With that sort of list to keep their up and coming herd alive and well, it would seem mental to try and add to it.  But while the calves and cows do take precedence over all other tasks on the ranch, there is another concern that if neglected, will lead to a highly disappointing calving season the following year.

Herd bulls play an incredibly crucial part to any cattle operation, but could easily be overlooked.  Carrying out their duties for only a few months out of the year before being put out to pasture before their services are needed again, herd bulls are in the forefront of production for only a fraction of the time cows do.  Sending them out to work without ensuring they are up to the task is a surefire way to make for less work in the upcoming calving year because there will be fewer calves to worry over.

Even though ranchers are rightly involved in the current calving year, giving attention to the upcoming breeding season will insure a calving season to come.  With spring bull turnout just a few short months away, it’s not too late to focus on the paternal side of things.

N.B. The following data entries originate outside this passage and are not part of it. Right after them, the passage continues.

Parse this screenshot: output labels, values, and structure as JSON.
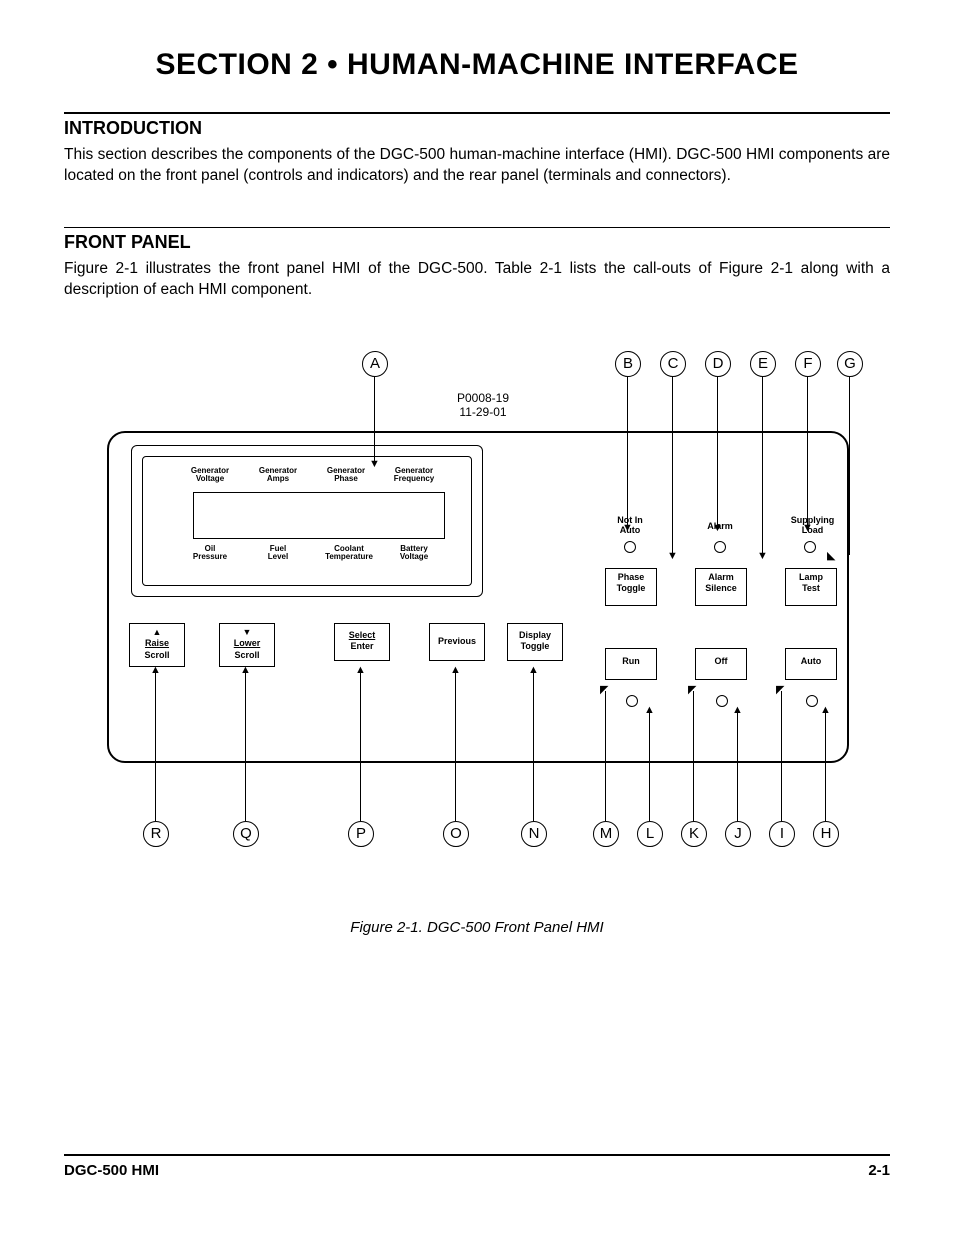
{
  "title": "SECTION 2 • HUMAN-MACHINE INTERFACE",
  "intro": {
    "heading": "INTRODUCTION",
    "body": "This section describes the components of the DGC-500 human-machine interface (HMI). DGC-500 HMI components are located on the front panel (controls and indicators) and the rear panel (terminals and connectors)."
  },
  "front": {
    "heading": "FRONT PANEL",
    "body": "Figure 2-1 illustrates the front panel HMI of the DGC-500. Table 2-1 lists the call-outs of Figure 2-1 along with a description of each HMI component."
  },
  "figure": {
    "info1": "P0008-19",
    "info2": "11-29-01",
    "lcd_top": [
      "Generator\nVoltage",
      "Generator\nAmps",
      "Generator\nPhase",
      "Generator\nFrequency"
    ],
    "lcd_bot": [
      "Oil\nPressure",
      "Fuel\nLevel",
      "Coolant\nTemperature",
      "Battery\nVoltage"
    ],
    "leds": {
      "not_in_auto": "Not In\nAuto",
      "alarm": "Alarm",
      "supplying": "Supplying\nLoad"
    },
    "btns_right_row1": {
      "phase": "Phase\nToggle",
      "silence": "Alarm\nSilence",
      "lamp": "Lamp\nTest"
    },
    "btns_right_row2": {
      "run": "Run",
      "off": "Off",
      "auto": "Auto"
    },
    "btns_bottom": {
      "raise": {
        "arrow": "▲",
        "l1": "Raise",
        "l2": "Scroll"
      },
      "lower": {
        "arrow": "▼",
        "l1": "Lower",
        "l2": "Scroll"
      },
      "select": {
        "l1": "Select",
        "l2": "Enter"
      },
      "previous": "Previous",
      "display": "Display\nToggle"
    },
    "callouts_top": [
      "A",
      "B",
      "C",
      "D",
      "E",
      "F",
      "G"
    ],
    "callouts_bot": [
      "R",
      "Q",
      "P",
      "O",
      "N",
      "M",
      "L",
      "K",
      "J",
      "I",
      "H"
    ],
    "caption": "Figure 2-1. DGC-500 Front Panel HMI"
  },
  "footer": {
    "left": "DGC-500 HMI",
    "right": "2-1"
  }
}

When considering the future performance of any herd bull, several matters should be considered, beginning with the animal’s overall health and condition.  A bull in poor physical condition will hardly stand on his own feet or leave the watering hole and will surely not be traveling across the range to cover his share of the cows.  

Grouped together, bulls often fight and suffer injuries that could leave them lame.  Other physical ailments such as foot rot or hoof injuries will limit the performance, not only because of their lameness but also by decreasing sperm production.  Stress, pain, and illness of any kind will lend to lower sperm production.  

It may be all about sniffing the pheromones when it comes to detecting what cows are in heat, but the eyes still play a pretty important part when it comes to reproduction.  A herd bull plagued with pink eye, or any other condition affecting their vision, will struggle to find any cows to sniff on, covering far fewer than they would have otherwise.  And again, any illness leads to low sperm numbers
and quality.

With the confidence that a bull is physically able to cover the wide open range in search of a female in heat and with the proper equipment in ready condition, the next step is to ensure that he isn’t going to share anything beyond his necessary genetics.  Herd bulls carrying infectious diseases such as bovine viral diarrhea (BVD), trichomoniasis (trich), leptospirosis, and infectious bovine rhinotracheitis (IBR) among others are nothing short of bad news to a herd’s health.  Not only do these diseases most often end in sloughed calves, but are easily spread as bulls carry out their duty from cow to cow.

Treatments or practices to carry out to correct any matter that is ailing a down herd bull widely range.  Boosting health with added supplements or high quality feed will help maintain sufficient condition for the upcoming breeding season.  Keeping younger and smaller bulls sorted off from the larger, older, more domineering bulls might help to avoid injuries and help them get them to the feed bunk as often as they should.  Simple injuries or illnesses can easily be cared for on the ranch while more intense infections or diseases will need to be seen and cared for by a trusted vet.  

While most of the health checks and care are up to a keen rancher, scheduling an annual breeding soundness exam (BSE) with the local vet will be necessary to catch any reproductive shortcomings a herd bull may have.  After getting up close and personal with each bull, the vet will know his sperm count and motility, find pus that could be a result of inflamed vesicles, notice any physical issues that will hinder performance and detect any of those pesky infectious diseases.

Focusing on the incoming calf crop is never a wrong priority, but to make sure there is another crop coming on the horizon, taking time to monitor and keep up with herd bull health isn’t something that should be overlooked.  Bulls may only get out to work for a few short months and are more hassle than what they may be worth, but without them, there wouldn’t really be much of a herd.  Keeping them happy is guaranteed to keep a rancher happy.